Удар был нанесен в самое чувствительное место. Кисловский подскочил, с него будто ветром сдуло всю заносчивость, и лицо сразу потеряло надменность.
— Обманщиком я никогда не был! — Его голос сорвался, и, не сразу овладев собой, Кисловский долго еще барахтался под беспощадным огнем своего собеседника. Когда в разговоре упомянули Лезгинцева, Кисловский обвинил его в том, что он распустил свою жену, превратился в Петрушку.
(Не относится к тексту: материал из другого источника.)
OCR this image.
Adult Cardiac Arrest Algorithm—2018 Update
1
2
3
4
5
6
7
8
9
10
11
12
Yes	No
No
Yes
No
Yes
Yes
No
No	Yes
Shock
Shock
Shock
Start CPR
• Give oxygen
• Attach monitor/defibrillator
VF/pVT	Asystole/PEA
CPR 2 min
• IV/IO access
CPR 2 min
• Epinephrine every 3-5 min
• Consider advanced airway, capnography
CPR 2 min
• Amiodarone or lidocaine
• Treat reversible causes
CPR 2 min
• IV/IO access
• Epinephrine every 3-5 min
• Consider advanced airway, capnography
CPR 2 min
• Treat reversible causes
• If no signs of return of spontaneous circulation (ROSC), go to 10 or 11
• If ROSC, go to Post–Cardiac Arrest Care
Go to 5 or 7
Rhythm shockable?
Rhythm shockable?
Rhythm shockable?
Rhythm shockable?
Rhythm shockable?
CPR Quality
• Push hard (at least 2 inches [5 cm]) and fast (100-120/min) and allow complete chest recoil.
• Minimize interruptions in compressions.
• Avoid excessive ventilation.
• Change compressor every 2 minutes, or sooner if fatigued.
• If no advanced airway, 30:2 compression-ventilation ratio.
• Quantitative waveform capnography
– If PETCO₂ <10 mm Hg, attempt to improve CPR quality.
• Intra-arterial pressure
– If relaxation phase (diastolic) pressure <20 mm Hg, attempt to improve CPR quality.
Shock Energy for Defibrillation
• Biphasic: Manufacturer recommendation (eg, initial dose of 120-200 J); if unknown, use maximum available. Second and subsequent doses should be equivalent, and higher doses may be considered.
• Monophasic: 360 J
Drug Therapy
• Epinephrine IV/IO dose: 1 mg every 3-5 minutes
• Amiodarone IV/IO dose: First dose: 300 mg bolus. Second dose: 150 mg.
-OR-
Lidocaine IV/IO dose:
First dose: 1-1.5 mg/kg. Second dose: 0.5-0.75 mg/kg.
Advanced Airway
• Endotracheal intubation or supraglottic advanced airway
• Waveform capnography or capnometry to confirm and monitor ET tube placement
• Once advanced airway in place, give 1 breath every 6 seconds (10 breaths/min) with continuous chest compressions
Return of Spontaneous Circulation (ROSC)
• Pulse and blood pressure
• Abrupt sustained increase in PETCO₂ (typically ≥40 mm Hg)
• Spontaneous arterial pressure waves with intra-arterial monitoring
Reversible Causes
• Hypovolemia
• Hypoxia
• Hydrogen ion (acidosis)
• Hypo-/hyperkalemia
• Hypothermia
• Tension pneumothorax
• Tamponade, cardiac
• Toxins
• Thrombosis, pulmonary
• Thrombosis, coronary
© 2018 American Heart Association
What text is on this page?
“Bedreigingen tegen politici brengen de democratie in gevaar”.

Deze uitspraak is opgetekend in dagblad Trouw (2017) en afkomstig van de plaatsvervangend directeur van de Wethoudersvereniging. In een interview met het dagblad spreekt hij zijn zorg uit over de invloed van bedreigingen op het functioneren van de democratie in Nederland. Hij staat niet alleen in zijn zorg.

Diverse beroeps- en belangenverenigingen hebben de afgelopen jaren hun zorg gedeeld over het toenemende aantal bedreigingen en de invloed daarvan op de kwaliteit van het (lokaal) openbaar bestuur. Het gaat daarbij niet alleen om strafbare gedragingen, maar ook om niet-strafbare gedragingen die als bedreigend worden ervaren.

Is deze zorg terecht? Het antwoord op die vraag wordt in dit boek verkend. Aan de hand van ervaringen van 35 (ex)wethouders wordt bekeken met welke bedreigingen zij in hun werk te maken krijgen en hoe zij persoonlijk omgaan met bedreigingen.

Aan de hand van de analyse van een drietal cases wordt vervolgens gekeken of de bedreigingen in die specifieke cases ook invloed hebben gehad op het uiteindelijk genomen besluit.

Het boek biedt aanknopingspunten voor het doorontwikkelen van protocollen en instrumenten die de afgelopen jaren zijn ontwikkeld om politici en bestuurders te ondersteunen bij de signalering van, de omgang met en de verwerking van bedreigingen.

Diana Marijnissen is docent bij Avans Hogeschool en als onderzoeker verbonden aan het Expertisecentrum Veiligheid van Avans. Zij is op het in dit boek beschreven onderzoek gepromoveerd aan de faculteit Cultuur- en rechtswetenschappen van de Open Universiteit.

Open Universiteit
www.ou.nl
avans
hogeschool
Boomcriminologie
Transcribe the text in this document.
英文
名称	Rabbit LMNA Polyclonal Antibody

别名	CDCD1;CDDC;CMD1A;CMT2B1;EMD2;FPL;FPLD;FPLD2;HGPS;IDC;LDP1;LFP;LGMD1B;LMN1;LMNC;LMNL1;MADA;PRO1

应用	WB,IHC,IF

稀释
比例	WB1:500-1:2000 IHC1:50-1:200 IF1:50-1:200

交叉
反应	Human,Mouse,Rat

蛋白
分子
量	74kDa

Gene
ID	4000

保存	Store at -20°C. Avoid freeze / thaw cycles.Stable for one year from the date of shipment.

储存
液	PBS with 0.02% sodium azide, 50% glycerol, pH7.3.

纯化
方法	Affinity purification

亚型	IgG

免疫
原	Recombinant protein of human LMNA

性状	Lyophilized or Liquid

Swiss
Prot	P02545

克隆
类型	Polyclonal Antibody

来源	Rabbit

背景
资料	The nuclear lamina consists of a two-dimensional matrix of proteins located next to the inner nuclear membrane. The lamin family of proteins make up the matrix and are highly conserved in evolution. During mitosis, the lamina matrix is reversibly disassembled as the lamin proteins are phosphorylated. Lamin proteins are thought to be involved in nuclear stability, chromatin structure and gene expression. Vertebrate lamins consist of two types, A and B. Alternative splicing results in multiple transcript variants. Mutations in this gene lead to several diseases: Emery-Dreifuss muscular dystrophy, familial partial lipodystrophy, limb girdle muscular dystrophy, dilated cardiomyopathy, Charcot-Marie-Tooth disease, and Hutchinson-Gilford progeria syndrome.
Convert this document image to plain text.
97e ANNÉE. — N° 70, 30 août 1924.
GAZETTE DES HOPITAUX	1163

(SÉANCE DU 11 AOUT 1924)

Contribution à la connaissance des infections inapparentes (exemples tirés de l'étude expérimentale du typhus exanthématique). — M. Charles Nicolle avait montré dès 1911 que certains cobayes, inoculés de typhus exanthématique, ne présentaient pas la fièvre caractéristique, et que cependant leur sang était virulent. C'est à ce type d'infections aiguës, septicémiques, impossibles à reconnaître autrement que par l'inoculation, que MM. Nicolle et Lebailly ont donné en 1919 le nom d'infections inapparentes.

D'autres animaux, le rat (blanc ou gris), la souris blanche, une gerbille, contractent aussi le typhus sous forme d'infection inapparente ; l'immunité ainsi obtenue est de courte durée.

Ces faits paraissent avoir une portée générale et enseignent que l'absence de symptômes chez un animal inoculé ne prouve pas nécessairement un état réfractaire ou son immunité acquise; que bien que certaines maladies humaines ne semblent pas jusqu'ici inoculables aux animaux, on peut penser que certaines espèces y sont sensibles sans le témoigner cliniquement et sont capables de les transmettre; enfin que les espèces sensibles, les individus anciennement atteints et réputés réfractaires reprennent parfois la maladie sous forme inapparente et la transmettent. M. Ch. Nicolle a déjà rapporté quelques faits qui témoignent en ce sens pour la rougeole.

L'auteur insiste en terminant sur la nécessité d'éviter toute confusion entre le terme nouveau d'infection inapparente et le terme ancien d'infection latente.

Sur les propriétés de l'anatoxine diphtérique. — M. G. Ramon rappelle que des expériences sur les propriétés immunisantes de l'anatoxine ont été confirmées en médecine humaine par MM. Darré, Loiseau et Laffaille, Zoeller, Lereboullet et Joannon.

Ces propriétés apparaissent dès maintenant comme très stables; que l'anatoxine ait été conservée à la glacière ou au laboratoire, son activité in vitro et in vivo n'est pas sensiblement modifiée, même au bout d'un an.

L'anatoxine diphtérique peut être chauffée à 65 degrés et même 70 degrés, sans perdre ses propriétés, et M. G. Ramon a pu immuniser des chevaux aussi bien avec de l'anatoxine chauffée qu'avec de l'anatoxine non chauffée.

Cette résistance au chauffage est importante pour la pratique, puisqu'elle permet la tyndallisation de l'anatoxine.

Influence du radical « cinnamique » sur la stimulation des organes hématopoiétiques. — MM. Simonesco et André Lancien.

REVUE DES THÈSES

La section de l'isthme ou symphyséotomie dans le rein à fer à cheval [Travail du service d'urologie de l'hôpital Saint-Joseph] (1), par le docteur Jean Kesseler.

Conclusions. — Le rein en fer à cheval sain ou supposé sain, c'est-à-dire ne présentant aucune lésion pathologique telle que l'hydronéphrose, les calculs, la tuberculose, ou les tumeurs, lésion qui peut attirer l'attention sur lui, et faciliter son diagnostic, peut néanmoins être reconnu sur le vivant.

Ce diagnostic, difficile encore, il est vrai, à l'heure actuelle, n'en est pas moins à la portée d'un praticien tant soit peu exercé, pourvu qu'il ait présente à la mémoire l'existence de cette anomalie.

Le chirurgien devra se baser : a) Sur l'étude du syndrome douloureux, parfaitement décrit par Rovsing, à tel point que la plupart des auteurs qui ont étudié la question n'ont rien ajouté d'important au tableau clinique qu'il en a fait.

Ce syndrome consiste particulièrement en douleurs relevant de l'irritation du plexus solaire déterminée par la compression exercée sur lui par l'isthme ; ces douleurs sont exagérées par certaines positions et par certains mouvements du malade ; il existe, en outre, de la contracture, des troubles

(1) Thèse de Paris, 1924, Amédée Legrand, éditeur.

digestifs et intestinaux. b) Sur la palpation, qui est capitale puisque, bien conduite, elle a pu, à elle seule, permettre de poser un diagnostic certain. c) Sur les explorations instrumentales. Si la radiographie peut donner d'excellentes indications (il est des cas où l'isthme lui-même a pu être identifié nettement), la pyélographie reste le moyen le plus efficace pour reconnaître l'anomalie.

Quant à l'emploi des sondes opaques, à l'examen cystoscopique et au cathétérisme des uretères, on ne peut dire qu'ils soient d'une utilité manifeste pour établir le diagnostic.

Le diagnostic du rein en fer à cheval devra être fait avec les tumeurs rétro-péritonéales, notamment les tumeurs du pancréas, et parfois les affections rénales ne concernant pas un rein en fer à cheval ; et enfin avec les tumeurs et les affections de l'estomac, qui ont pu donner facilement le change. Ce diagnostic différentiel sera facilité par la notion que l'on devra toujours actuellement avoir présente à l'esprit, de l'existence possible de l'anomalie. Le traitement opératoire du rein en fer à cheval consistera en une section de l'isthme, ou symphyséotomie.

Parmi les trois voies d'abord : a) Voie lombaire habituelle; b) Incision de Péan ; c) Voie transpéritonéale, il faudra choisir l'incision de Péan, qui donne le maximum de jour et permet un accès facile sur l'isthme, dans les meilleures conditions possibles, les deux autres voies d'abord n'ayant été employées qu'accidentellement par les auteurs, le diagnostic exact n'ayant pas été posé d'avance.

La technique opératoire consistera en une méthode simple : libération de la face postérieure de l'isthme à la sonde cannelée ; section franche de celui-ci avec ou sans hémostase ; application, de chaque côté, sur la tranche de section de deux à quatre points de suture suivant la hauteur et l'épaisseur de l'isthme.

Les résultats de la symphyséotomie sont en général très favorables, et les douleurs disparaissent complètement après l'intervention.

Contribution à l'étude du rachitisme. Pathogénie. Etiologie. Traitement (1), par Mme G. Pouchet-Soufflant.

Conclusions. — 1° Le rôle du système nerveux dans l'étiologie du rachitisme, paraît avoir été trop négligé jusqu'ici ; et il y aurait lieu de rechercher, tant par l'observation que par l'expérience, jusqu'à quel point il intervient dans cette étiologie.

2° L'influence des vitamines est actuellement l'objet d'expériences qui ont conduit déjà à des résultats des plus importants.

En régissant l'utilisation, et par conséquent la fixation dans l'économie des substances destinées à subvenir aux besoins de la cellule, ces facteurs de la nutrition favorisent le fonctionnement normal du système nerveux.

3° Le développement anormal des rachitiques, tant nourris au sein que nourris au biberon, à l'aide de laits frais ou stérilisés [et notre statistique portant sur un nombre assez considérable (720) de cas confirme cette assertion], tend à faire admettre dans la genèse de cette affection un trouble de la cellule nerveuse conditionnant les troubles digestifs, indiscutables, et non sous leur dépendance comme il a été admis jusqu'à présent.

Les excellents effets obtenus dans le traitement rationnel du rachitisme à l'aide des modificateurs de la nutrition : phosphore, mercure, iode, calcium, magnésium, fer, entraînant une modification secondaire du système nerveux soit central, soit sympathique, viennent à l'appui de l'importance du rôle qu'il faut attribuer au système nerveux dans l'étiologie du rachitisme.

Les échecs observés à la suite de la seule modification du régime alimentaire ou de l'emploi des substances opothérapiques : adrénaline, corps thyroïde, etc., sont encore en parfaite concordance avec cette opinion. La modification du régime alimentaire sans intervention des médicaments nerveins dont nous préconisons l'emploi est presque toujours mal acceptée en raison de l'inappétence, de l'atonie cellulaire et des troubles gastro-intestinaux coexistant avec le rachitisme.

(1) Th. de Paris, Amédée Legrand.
— Никто нас не убедит, что фанатичная преданность атомной энергетике заменяет ему все вкусовые ощущения жизни! Современная техника, как и современная женщина, презирает рабов. У этих двух дам зловещий глаз и свирепые зубы. Не знаю, пусть Хомяков скажет, сколько рентген способны нарушить мои функции, но Лезгинцев… — Кисловский не договорил. На пороге появился Лезгинцев, и беседа была прервана надолго.